Existe uma rivalidade muito clara centrada em Jessie e na antagonista da história Lilypad, um tablet multifuncional com acesso à internet. Mas o interessante é notar como a história não apresenta a tecnologia como um vilão absoluto.
Em Toy Story 5, Jessie assume o papel como protagonista, o que faz completo sentido nesse cenário de preferência pelas telas uma vez que ela já vivenciou o abandono ainda com sua primeira criança. Dessa forma ela toma a frente na luta pela atenção de Bonnie.
Lilypad, por sua vez acredita que a internet desenvolve um papel central na socialização, o que de todo não é mentira. Mas o problema aqui se dá justamente por um fator que vem se tornando mais e mais frequente na vida real: o vício em telas.
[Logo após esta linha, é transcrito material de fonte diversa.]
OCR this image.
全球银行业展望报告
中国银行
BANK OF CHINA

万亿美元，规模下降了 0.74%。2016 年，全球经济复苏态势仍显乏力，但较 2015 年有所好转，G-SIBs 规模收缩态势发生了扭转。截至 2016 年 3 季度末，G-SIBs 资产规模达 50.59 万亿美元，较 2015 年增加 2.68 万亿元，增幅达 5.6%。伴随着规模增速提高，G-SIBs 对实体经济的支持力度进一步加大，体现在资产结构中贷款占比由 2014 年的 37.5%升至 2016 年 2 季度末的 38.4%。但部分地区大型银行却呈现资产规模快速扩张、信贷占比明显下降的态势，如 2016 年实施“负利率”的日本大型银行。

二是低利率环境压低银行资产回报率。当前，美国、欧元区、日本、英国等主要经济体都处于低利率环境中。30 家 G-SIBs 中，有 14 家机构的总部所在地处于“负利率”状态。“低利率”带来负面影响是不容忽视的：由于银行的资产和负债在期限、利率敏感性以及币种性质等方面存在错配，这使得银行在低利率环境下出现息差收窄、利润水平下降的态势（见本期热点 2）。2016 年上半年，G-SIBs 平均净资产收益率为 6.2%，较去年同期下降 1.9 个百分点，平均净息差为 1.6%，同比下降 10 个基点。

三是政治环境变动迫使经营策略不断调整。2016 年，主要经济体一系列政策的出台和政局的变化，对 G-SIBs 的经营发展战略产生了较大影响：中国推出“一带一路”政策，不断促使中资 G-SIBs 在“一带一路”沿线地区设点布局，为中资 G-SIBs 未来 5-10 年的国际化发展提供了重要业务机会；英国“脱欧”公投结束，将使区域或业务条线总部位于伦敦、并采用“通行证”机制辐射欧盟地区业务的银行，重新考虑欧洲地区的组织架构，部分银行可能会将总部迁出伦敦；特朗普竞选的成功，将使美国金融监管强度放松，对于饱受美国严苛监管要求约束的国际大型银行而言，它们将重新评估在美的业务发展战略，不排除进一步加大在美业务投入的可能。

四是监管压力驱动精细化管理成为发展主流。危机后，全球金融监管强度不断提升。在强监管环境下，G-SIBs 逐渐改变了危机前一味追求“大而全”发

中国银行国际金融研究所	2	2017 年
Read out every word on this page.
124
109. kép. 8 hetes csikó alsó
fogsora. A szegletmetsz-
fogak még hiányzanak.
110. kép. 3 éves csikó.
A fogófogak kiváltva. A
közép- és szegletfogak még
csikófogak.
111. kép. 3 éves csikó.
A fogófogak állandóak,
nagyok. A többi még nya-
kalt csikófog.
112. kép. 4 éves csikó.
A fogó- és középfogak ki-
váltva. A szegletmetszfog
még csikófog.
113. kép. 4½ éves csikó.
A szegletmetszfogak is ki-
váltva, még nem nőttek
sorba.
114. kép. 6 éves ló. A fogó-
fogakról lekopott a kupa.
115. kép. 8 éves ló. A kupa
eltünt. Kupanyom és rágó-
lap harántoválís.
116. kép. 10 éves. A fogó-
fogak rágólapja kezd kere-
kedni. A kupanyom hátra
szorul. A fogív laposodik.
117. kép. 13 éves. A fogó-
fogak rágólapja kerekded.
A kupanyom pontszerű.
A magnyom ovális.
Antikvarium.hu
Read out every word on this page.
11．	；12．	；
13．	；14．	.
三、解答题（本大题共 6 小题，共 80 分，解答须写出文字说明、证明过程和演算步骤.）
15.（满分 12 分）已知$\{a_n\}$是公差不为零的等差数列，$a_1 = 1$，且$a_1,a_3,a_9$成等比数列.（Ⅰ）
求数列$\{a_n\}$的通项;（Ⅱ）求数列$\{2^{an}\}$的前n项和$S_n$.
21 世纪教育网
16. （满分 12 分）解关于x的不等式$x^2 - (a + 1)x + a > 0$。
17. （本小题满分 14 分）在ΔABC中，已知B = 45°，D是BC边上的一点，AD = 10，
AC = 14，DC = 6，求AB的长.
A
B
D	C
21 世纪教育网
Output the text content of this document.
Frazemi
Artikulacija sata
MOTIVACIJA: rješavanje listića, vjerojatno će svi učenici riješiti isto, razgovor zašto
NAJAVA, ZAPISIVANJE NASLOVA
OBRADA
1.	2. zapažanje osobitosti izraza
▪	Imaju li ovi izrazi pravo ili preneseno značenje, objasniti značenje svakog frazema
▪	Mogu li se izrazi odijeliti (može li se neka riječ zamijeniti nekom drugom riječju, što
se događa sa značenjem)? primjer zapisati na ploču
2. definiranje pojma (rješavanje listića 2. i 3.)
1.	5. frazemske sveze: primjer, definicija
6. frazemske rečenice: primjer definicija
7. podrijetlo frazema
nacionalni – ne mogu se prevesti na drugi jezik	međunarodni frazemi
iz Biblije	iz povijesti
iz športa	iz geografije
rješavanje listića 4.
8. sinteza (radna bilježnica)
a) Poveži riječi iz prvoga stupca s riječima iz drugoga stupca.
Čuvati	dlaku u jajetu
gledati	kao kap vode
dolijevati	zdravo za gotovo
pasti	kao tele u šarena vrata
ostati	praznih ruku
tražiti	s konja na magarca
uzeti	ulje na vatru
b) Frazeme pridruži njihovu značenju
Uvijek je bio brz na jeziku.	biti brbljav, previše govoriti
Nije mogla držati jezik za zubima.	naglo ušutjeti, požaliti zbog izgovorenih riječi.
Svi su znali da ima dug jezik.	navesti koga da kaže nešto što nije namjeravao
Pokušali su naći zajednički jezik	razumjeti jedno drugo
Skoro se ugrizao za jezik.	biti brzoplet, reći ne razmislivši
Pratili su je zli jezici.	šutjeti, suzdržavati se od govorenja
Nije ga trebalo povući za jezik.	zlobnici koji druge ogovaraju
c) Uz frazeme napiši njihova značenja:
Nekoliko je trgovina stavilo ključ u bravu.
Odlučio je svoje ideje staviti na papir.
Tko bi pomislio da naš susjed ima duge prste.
Cada vez mais, Bonnie vai deixando de ser uma criança que usa a imaginação para brincar, e passa a vivenciar um amadurecimento acelerado. Este é o outro problema que a tecnologia traz, fazendo-a se preocupar com o que as outras crianças vão pensar ao saber que ela ainda brinca.
Mas no fim, os brinquedos precisam se unir à tecnologia para conectar Bonnie com outras crianças que também brincam, mostrando que, com a motivação correta, a tecnologia pode sim ser de grande valia para o desenvolvimento das crianças.